Search code examples
postgresqlazure-data-factory

Copy from Azure Storage Explorer in Azure Data Factory: query table beforehand


I have on the Azure Storage Explorer a daily updated csv file from an API request. By using Azure Data Factory I want to copy this table to PostgreSQL. This can be done with a Copy Activity. However, I want do some modifications beforehand, because else the table in Postgres will become too large. Example of the table:

ID ReadDate MeterName Value
AAA 2024-11-13 22:00:00-05:00 Meter1 20
AAA 2024-11-13 16:00:00-05:00 Meter1 10
BBB 2024-11-13 22:00:00-05:00 Meter1 40
BBB 2024-11-13 22:00:00-05:00 Meter2 60

I want to:

  • Get only rows with Meter1 reads.
  • Get the latest values per ID.

So in the tabel above I only need row 1 and 3.

Since the tabel is daily updated via the API, I would like to overwrite in PostgreSQL the newest values.
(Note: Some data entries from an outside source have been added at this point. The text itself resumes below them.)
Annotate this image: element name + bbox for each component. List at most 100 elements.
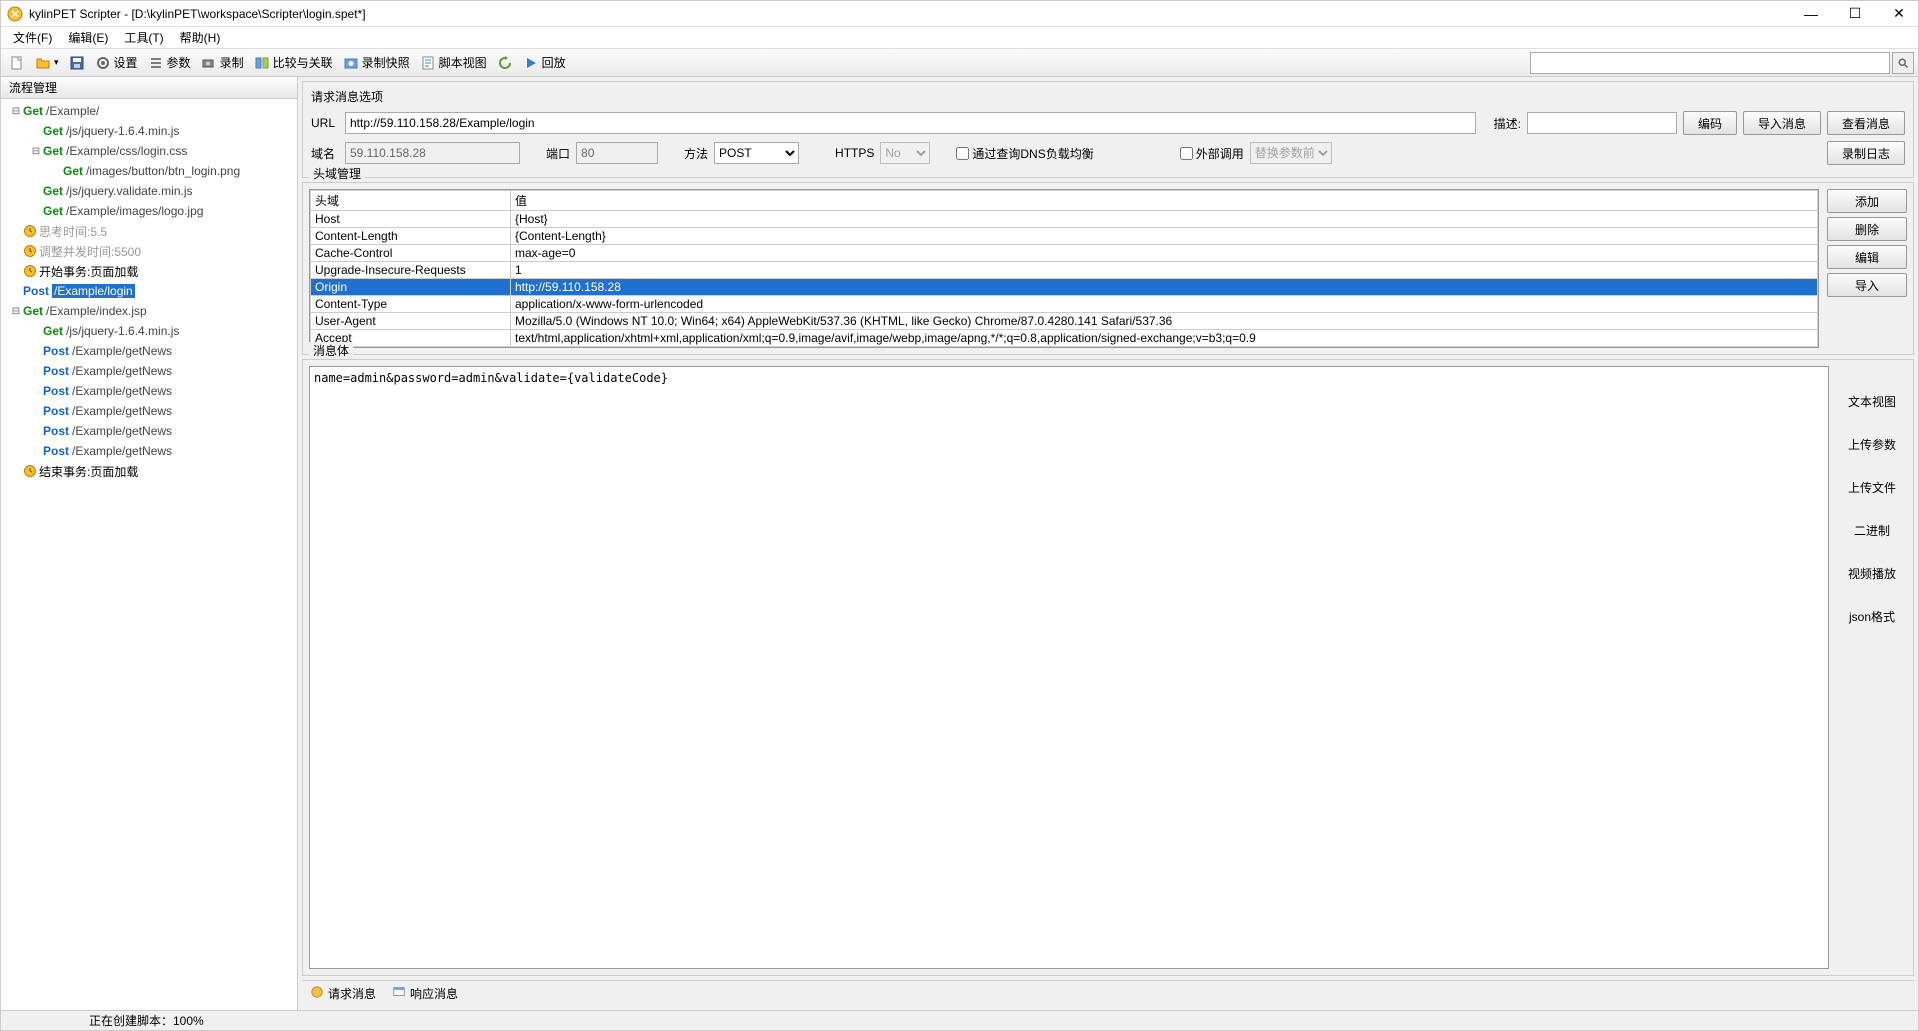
toolbar-search-button[interactable] — [1892, 52, 1914, 74]
refresh-icon — [497, 55, 513, 71]
tab-request[interactable]: 请求消息 — [310, 985, 376, 1002]
playback-button[interactable]: 回放 — [519, 52, 570, 73]
list-icon — [148, 55, 164, 71]
open-button[interactable]: ▾ — [31, 53, 63, 73]
tree-item[interactable]: 结束事务:页面加载 — [3, 461, 295, 481]
snapshot-button[interactable]: 录制快照 — [339, 52, 414, 73]
tree-item[interactable]: Get/js/jquery-1.6.4.min.js — [3, 121, 295, 141]
replace-select: 替换参数前 — [1250, 142, 1332, 164]
settings-button[interactable]: 设置 — [91, 52, 142, 73]
save-button[interactable] — [65, 53, 89, 73]
headers-table[interactable]: 头域值 Host{Host}Content-Length{Content-Len… — [309, 189, 1819, 348]
url-input[interactable] — [345, 112, 1476, 134]
compare-button[interactable]: 比较与关联 — [250, 52, 337, 73]
domain-input — [345, 142, 520, 164]
menu-help[interactable]: 帮助(H) — [172, 27, 229, 48]
tree-item[interactable]: 开始事务:页面加载 — [3, 261, 295, 281]
window-controls: — ☐ ✕ — [1798, 5, 1912, 22]
header-row[interactable]: Originhttp://59.110.158.28 — [311, 279, 1818, 296]
tree-item[interactable]: Post/Example/getNews — [3, 401, 295, 421]
menu-tools[interactable]: 工具(T) — [116, 27, 171, 48]
body-video-button[interactable]: 视频播放 — [1837, 558, 1907, 589]
clock-icon — [23, 464, 37, 478]
body-title: 消息体 — [309, 342, 353, 359]
app-icon — [7, 6, 23, 22]
header-row[interactable]: Content-Typeapplication/x-www-form-urlen… — [311, 296, 1818, 313]
params-button[interactable]: 参数 — [144, 52, 195, 73]
body-uploadfile-button[interactable]: 上传文件 — [1837, 472, 1907, 503]
play-icon — [523, 55, 539, 71]
body-uploadparam-button[interactable]: 上传参数 — [1837, 429, 1907, 460]
dns-checkbox[interactable]: 通过查询DNS负载均衡 — [956, 145, 1093, 162]
flow-panel: 流程管理 ⊟Get/Example/Get/js/jquery-1.6.4.mi… — [1, 77, 298, 1010]
folder-icon — [35, 55, 51, 71]
tree-item[interactable]: Post/Example/getNews — [3, 441, 295, 461]
body-textview-button[interactable]: 文本视图 — [1837, 386, 1907, 417]
message-body-textarea[interactable]: name=admin&password=admin&validate={vali… — [309, 366, 1829, 969]
domain-label: 域名 — [311, 145, 339, 162]
toolbar-search-input[interactable] — [1530, 52, 1890, 74]
desc-input[interactable] — [1527, 112, 1677, 134]
toolbar: ▾ 设置 参数 录制 比较与关联 录制快照 脚本视图 回放 — [1, 49, 1918, 77]
new-button[interactable] — [5, 53, 29, 73]
port-input — [576, 142, 658, 164]
method-label: 方法 — [684, 145, 708, 162]
close-button[interactable]: ✕ — [1886, 5, 1912, 22]
headers-col-key: 头域 — [311, 191, 511, 211]
headers-title: 头域管理 — [309, 165, 365, 182]
record-button[interactable]: 录制 — [197, 52, 248, 73]
view-msg-button[interactable]: 查看消息 — [1827, 111, 1905, 135]
flow-tree[interactable]: ⊟Get/Example/Get/js/jquery-1.6.4.min.js⊟… — [1, 99, 297, 1010]
minimize-button[interactable]: — — [1798, 6, 1824, 22]
tree-item[interactable]: Post/Example/getNews — [3, 361, 295, 381]
refresh-button[interactable] — [493, 53, 517, 73]
body-json-button[interactable]: json格式 — [1837, 601, 1907, 632]
header-delete-button[interactable]: 删除 — [1827, 217, 1907, 241]
app-window: kylinPET Scripter - [D:\kylinPET\workspa… — [0, 0, 1919, 1031]
header-row[interactable]: Upgrade-Insecure-Requests1 — [311, 262, 1818, 279]
header-row[interactable]: Host{Host} — [311, 211, 1818, 228]
body-binary-button[interactable]: 二进制 — [1837, 515, 1907, 546]
bottom-tabs: 请求消息 响应消息 — [302, 980, 1914, 1006]
tree-item[interactable]: ⊟Get/Example/css/login.css — [3, 141, 295, 161]
scriptview-button[interactable]: 脚本视图 — [416, 52, 491, 73]
method-select[interactable]: POST — [714, 142, 799, 164]
header-edit-button[interactable]: 编辑 — [1827, 245, 1907, 269]
tree-item[interactable]: ⊟Get/Example/ — [3, 101, 295, 121]
header-add-button[interactable]: 添加 — [1827, 189, 1907, 213]
request-icon — [310, 985, 324, 1002]
menu-file[interactable]: 文件(F) — [5, 27, 60, 48]
tree-item[interactable]: ⊟Get/Example/index.jsp — [3, 301, 295, 321]
url-label: URL — [311, 116, 339, 130]
tab-response[interactable]: 响应消息 — [392, 985, 458, 1002]
header-row[interactable]: Content-Length{Content-Length} — [311, 228, 1818, 245]
statusbar: 正在创建脚本：100% — [1, 1010, 1918, 1030]
compare-icon — [254, 55, 270, 71]
menu-edit[interactable]: 编辑(E) — [60, 27, 116, 48]
tree-item[interactable]: Post/Example/getNews — [3, 341, 295, 361]
https-select: No — [880, 142, 930, 164]
header-row[interactable]: Cache-Controlmax-age=0 — [311, 245, 1818, 262]
clock-icon — [23, 224, 37, 238]
window-title: kylinPET Scripter - [D:\kylinPET\workspa… — [29, 7, 1798, 21]
import-msg-button[interactable]: 导入消息 — [1743, 111, 1821, 135]
tree-item[interactable]: Get/images/button/btn_login.png — [3, 161, 295, 181]
header-row[interactable]: Accepttext/html,application/xhtml+xml,ap… — [311, 330, 1818, 347]
external-checkbox[interactable]: 外部调用 — [1180, 145, 1244, 162]
tree-item[interactable]: Get/js/jquery-1.6.4.min.js — [3, 321, 295, 341]
tree-item[interactable]: Post/Example/login — [3, 281, 295, 301]
tree-item[interactable]: Post/Example/getNews — [3, 381, 295, 401]
header-import-button[interactable]: 导入 — [1827, 273, 1907, 297]
tree-item[interactable]: Get/js/jquery.validate.min.js — [3, 181, 295, 201]
clock-icon — [23, 264, 37, 278]
header-row[interactable]: User-AgentMozilla/5.0 (Windows NT 10.0; … — [311, 313, 1818, 330]
encode-button[interactable]: 编码 — [1683, 111, 1737, 135]
record-log-button[interactable]: 录制日志 — [1827, 141, 1905, 165]
clock-icon — [23, 244, 37, 258]
tree-item[interactable]: 调整并发时间:5500 — [3, 241, 295, 261]
tree-item[interactable]: Post/Example/getNews — [3, 421, 295, 441]
tree-item[interactable]: 思考时间:5.5 — [3, 221, 295, 241]
status-text: 正在创建脚本：100% — [89, 1012, 204, 1029]
maximize-button[interactable]: ☐ — [1842, 5, 1868, 22]
tree-item[interactable]: Get/Example/images/logo.jpg — [3, 201, 295, 221]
But we have to take into account that for some days a meter read can be missing for an ID.

Are these modifications somehow possible in Azure data factory before copying it to PostgreSQL?


Solution

  • You can use mapping data flow to achieve your requirement as follows:

    Create your CSV file as source dataset, add it source transformation. Add filter transformation to the source to select only rows where the MeterName is Meter1 using this condition:

    equals(MeterName, "Meter1")
    

    enter image description here

    Data preview of filter transformation:

    enter image description here

    Add aggregation transformation to get latest date rows, configure it as shown below:

    • Group by: Id, MeterName columns

    enter image description here

    • Aggregates: ReadDate - max(ReadDate), Value - first(Value)

    enter image description here

    You will get the data as required as shown below:

    enter image description here

    If you want to overwrite it into PostgreSQL table use Alter row transformation and select Upsert if , write your condition. Add postgresql dataset to sink transformation and select Allow upsert , select key column as shown below:

    enter image description here

    Debug the pipeline with dataflow activity with created data flow, the data will copy to the table successfully.